The parameters of motility are often difficult to compare, as different studies may choose to quantify the flux through a point, the percent of mitochondria that move, or the fraction of time that mitochondria spend in motion. Moreover, parameters that would appear to be fundamental properties are in fact operationally defined. (A–D) illustrate how the imaging protocol can affect analysis of kymographs from sensory axons in the skin of larval zebrafish (Plucinska et al., 2012). (A) xy-view of the region of interest imaged at 1 Hz. (B) A fully resolved kymograph along the blue line in A reveals different mitochondrial populations – stationary as vertical lines (black arrowheads) vs. moving as angled lines (three anterograde mitochondria; orange arrowheads), with short vertical segments (i.e. pauses; red arrowheads). Such pauses explain the difference between average speed (dashed red line next to D) vs. ‘moving’ speed (excluding pauses; dotted red line). (C) Temporal under-sampling (0.1 Hz was mimicked), leads to broken tracks that are difficult to follow (red circle) and obscures small pauses (compare track with cyan triangle). (D) The size of the field of view can affect the measured motile fraction (B, 3/9 mitochondria = 33% vs. D, 3/4 = 75%), as can the recording length because the stationary count will stay constant as moving mitochondria continue to pass through the field (not shown; consider the motile fraction in the upper, or lower half of B: 11% and 25%, respectively). Together these sampling discrepancies, but also signal-to-noise and movement artifacts, explain some of the reported ranges of transport parameters (Table 1). Not illustrated here are the effects of axonal branching or of fission and fusion, which further complicate such measurements.

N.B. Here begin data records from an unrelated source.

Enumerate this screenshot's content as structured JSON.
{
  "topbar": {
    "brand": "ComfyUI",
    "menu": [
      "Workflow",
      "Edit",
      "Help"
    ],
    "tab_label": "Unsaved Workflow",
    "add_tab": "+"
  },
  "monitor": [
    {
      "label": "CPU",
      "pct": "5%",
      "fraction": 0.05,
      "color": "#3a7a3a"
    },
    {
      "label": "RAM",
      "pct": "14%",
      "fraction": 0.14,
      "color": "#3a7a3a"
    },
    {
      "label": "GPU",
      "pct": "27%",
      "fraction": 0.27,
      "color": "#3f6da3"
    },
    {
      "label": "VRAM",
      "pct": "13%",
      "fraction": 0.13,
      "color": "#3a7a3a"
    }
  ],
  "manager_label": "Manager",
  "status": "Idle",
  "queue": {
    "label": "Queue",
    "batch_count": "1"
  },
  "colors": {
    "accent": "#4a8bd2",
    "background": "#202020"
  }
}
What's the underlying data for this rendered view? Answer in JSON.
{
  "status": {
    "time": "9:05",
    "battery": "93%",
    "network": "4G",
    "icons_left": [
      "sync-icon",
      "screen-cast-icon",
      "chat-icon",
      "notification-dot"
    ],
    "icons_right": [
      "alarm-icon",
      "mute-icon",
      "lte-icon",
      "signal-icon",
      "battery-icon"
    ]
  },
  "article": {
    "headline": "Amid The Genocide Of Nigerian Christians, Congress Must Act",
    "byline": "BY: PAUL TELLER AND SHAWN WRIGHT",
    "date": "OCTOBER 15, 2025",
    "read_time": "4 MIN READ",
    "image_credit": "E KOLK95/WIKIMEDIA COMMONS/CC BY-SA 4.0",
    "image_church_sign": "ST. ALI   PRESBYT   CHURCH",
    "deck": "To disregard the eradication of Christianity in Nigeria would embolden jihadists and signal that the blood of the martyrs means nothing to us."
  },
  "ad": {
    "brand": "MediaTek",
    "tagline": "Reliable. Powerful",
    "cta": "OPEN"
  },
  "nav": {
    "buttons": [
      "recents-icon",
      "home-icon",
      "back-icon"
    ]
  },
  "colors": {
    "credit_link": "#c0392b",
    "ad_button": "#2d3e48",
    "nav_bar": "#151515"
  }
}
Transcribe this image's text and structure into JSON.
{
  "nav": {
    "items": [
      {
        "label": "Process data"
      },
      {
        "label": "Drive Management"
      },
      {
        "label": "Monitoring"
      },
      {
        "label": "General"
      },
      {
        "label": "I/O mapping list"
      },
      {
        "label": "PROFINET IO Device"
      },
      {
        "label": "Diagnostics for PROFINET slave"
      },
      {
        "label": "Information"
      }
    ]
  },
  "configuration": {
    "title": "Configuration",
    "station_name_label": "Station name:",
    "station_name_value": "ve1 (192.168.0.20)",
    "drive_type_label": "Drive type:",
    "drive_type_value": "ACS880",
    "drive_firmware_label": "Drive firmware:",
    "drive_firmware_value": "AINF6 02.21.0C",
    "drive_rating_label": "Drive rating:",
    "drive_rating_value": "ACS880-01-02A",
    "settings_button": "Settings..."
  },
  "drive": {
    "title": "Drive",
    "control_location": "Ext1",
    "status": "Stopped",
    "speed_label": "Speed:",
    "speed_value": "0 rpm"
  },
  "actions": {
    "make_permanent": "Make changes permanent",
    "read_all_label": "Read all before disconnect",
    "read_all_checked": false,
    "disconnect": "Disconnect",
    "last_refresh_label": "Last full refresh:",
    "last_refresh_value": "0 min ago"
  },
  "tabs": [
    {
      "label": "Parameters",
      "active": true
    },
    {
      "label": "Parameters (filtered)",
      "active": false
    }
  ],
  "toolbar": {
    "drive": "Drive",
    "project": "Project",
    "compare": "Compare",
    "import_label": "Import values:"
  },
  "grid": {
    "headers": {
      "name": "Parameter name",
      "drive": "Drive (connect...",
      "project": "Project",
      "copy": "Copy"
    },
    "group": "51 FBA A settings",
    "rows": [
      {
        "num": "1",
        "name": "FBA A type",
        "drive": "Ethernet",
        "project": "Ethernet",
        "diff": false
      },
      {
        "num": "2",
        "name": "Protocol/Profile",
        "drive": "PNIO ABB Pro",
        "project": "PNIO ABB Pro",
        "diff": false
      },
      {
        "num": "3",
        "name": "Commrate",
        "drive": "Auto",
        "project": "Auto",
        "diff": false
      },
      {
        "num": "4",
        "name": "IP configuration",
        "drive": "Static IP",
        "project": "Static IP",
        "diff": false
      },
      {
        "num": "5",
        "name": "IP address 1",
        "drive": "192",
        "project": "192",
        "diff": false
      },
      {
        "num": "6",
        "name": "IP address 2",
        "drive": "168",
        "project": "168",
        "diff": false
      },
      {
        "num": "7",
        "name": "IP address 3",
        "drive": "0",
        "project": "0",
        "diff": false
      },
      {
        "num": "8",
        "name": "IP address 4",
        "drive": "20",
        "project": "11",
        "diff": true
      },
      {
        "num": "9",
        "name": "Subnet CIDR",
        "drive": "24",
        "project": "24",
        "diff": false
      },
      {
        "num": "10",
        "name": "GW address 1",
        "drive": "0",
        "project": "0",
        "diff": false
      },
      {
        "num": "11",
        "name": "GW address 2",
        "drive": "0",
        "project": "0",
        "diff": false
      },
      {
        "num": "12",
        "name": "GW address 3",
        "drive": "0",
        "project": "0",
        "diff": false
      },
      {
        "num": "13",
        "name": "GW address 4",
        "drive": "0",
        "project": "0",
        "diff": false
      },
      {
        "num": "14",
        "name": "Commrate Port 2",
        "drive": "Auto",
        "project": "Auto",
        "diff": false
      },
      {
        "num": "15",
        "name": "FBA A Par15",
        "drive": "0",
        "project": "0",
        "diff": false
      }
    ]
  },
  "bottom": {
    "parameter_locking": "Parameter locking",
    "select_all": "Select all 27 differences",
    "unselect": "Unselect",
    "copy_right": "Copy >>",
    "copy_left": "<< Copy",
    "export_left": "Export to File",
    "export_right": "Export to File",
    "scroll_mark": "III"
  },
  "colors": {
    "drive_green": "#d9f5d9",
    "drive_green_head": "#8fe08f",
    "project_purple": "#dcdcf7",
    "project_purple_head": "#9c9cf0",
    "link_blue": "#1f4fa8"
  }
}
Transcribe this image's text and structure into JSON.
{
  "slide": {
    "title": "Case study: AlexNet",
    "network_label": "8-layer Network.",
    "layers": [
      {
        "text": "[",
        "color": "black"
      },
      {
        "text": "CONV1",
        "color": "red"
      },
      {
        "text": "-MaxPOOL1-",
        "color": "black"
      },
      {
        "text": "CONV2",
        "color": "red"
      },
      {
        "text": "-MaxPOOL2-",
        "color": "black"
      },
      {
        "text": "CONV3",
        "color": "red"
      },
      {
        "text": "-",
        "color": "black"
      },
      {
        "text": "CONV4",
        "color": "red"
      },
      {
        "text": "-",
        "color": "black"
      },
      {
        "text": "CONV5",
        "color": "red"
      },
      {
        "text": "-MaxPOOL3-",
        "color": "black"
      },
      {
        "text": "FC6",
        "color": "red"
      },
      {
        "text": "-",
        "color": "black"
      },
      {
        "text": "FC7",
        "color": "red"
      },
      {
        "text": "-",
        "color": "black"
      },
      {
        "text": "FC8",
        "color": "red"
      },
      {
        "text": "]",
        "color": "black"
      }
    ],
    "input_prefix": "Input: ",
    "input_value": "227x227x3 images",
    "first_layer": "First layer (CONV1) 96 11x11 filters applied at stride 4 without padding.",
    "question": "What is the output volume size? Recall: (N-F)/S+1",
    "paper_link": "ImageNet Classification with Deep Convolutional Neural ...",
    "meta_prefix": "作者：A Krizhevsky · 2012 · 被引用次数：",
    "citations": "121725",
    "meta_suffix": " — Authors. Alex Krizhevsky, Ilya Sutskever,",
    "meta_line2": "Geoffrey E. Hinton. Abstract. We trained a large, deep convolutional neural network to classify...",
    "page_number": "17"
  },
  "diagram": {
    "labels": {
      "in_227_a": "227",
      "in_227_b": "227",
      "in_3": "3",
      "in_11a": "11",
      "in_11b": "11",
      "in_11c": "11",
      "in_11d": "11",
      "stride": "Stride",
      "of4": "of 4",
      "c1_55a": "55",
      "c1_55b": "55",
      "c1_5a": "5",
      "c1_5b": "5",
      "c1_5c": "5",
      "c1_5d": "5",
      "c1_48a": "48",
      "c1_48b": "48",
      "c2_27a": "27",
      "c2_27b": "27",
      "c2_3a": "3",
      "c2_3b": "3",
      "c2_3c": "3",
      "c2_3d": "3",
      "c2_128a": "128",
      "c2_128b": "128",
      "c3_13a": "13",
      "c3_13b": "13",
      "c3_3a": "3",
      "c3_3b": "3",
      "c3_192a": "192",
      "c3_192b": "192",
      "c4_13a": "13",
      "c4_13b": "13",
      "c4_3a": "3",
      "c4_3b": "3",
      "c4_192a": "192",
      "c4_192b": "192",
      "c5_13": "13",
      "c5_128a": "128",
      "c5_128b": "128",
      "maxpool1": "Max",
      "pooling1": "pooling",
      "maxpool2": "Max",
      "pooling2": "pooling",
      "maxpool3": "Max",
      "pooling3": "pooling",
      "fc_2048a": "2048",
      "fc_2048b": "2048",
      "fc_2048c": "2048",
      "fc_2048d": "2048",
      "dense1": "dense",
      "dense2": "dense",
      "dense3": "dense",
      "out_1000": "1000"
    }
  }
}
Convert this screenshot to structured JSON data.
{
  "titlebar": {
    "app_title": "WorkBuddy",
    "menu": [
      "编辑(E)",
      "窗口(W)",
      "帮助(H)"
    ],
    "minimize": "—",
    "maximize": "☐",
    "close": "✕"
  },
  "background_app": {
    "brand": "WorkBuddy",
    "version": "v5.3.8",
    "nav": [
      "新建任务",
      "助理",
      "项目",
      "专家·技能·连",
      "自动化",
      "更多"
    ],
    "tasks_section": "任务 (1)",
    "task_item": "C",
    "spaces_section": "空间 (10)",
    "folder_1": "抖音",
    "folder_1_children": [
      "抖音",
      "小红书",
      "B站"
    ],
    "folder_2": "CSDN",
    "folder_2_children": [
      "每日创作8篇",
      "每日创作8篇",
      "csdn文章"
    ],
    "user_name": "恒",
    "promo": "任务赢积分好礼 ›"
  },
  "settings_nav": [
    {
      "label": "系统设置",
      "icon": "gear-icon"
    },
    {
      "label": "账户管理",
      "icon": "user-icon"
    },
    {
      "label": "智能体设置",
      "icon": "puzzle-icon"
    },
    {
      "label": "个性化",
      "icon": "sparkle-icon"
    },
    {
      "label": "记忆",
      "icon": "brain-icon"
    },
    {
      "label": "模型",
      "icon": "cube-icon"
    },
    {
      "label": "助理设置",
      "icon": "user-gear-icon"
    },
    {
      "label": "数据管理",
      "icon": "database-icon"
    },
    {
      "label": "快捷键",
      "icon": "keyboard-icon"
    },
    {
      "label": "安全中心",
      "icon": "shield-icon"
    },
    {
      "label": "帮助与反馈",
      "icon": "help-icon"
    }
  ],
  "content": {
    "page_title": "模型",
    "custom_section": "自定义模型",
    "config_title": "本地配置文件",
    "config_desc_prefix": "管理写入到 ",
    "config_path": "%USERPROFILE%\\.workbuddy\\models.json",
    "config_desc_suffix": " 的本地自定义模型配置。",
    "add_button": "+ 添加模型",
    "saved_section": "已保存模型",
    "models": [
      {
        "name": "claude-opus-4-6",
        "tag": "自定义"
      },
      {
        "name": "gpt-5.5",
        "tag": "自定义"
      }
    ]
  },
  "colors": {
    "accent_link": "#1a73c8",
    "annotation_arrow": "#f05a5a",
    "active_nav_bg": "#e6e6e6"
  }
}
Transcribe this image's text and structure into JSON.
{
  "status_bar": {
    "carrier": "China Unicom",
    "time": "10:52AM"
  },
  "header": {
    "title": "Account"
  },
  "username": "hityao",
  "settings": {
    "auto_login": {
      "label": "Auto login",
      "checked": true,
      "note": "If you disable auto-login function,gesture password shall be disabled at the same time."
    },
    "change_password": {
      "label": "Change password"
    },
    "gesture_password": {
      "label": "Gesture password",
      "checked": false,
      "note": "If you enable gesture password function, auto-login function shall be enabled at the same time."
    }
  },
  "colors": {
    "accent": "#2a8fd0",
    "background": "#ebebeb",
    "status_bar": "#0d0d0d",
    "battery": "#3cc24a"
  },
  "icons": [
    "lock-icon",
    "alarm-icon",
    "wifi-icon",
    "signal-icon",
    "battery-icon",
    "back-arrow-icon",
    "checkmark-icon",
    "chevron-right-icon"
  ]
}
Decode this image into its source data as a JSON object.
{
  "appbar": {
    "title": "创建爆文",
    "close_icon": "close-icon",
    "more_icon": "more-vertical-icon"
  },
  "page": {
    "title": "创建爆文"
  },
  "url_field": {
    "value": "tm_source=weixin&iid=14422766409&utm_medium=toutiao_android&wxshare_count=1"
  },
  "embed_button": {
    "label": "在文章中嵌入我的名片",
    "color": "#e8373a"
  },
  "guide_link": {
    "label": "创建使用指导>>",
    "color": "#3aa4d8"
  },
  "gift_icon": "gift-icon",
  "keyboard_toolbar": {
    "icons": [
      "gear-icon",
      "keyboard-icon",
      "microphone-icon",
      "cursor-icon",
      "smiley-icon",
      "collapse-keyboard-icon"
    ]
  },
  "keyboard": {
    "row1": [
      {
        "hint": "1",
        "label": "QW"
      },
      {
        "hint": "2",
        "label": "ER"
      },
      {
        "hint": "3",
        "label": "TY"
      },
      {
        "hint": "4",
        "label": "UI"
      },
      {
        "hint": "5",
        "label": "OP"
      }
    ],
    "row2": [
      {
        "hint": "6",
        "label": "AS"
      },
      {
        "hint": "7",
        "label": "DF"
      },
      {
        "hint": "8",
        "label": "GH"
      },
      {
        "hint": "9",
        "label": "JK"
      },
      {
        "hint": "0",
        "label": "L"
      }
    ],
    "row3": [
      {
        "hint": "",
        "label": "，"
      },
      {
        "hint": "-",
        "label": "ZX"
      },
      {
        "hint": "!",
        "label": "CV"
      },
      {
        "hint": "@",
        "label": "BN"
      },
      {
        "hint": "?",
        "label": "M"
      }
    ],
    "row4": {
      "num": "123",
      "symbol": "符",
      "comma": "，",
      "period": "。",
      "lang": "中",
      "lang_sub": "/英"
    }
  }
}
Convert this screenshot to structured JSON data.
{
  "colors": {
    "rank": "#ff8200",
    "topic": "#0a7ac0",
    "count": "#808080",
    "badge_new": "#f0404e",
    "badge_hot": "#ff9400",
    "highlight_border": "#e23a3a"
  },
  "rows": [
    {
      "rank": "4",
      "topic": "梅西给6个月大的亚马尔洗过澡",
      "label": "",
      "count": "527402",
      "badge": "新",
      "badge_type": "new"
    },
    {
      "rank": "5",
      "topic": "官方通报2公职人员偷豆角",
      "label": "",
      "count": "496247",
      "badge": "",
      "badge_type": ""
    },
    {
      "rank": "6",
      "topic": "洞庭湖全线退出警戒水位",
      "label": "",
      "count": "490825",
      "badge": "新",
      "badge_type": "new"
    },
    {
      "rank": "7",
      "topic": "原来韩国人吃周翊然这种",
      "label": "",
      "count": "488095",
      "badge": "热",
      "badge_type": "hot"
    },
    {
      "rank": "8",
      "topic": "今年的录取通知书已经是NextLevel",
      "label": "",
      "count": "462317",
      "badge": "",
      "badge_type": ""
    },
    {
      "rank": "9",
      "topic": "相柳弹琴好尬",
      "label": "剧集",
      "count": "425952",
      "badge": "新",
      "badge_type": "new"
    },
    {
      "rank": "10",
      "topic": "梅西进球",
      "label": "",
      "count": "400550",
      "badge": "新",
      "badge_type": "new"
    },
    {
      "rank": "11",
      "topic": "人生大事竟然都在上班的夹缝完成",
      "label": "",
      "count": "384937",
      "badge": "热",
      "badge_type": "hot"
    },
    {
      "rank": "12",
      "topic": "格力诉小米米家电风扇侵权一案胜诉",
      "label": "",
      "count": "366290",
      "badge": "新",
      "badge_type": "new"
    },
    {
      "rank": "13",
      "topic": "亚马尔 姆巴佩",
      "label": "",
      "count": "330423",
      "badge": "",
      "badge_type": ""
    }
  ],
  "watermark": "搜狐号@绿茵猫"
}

Figure 5. Mechanisms of Mitochondrial Protein Turnover

The mitochondrial quality is preserved by four mechanisms illustrated in order of their increasing scale. (A) Individual misfolded or damaged proteins are degraded by any of several mitochondrial proteases. (B) Mitochondrial components can be shed from the organelle in MDVs that bud from the organelle and can contain either only outer membrane components or also components of the inner membrane and matrix. (C) Mitophagy can engulf mitochondria, whose membrane potential or protein misfolding have triggered the PINK1/Parkin pathway to add phospho-ubiquitin to the outer membrane and thereby induce formation of autophagosomal membranes. The autophagosome will subsequently fuse with a lysosome. (D) Macroautophagy occurs in growth cones and can sweep up mitochondria along with other cytoplasmic components. Once formed, the autophagosome moves retrograde and fuses with lysosomes in the axon.